À cette ère moderne, le San Francisco de 1984 est un endroit tout à fait singulier. Ces mortels ont leur ‘technologie’, leurs lumières clignotantes et leurs machines bourdonnantes. Cela m’amuse infiniment, vraiment. Pourquoi, l’autre nuit, je me suis retrouvée à jouer à ce… jeu ‘Frogger’ dans une salle d’arcade locale. L’absurdité pure de guider une grenouille numérique à travers une rue animée m’a fait rire comme une écolière. C’est presque suffisant pour faire oublier qu ces bestiaux ne servent à rien d’autre que leur sang vital… presque.
Et pourtant, au milieu de cette cacophonie du progrès, je me surprends à longing pour des temps plus simples.
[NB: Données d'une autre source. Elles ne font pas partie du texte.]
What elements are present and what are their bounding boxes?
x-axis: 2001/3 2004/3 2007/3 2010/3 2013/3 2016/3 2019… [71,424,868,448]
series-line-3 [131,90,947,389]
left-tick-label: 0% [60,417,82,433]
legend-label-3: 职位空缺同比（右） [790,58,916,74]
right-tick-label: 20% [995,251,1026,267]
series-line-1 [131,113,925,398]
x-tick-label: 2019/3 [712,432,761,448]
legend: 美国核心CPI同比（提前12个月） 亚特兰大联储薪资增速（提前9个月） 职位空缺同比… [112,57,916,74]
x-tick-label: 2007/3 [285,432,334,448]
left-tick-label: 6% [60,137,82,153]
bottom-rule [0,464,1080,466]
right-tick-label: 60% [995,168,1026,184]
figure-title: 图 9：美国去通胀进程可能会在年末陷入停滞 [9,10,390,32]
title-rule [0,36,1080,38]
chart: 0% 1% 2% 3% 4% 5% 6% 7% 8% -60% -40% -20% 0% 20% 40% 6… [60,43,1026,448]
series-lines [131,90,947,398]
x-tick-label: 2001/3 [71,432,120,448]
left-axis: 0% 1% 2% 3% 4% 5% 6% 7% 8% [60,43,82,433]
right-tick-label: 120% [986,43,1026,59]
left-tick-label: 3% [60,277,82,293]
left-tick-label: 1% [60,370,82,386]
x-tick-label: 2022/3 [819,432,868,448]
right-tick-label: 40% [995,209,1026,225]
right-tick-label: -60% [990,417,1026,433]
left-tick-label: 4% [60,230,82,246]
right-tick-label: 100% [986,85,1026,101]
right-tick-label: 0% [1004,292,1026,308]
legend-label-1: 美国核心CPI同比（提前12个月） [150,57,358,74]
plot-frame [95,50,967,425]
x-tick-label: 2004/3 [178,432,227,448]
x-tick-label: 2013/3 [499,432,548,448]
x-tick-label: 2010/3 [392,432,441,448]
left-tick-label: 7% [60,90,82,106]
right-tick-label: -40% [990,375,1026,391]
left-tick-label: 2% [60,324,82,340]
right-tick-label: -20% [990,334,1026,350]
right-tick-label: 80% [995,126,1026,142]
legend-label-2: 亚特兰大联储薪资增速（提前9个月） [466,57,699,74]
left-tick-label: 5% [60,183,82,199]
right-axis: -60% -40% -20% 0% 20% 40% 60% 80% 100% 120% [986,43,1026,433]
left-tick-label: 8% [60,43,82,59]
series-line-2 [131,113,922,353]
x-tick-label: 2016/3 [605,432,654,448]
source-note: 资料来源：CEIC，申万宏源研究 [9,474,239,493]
Si seulement Giovanni pouvait voir ce monde maintenant, avec ses lumières au néon et ses étranges engins. Il en aurait été émerveillé, j’en suis sûre. Mais hélas, il m’a été arraché il y a longtemps. Pourtant, dans des moments comme ceux-ci, quand le brouillard déferle de la baie et que la ville bourdonne de vie, je peux presque sentir sa présence à mes côtés. ‘Che peccato,’ je murmure à l’air nocturne. Quel dommage qu’il ne puisse pas assister à cette étrange nouvelle ère dans laquelle nous sommes entrés.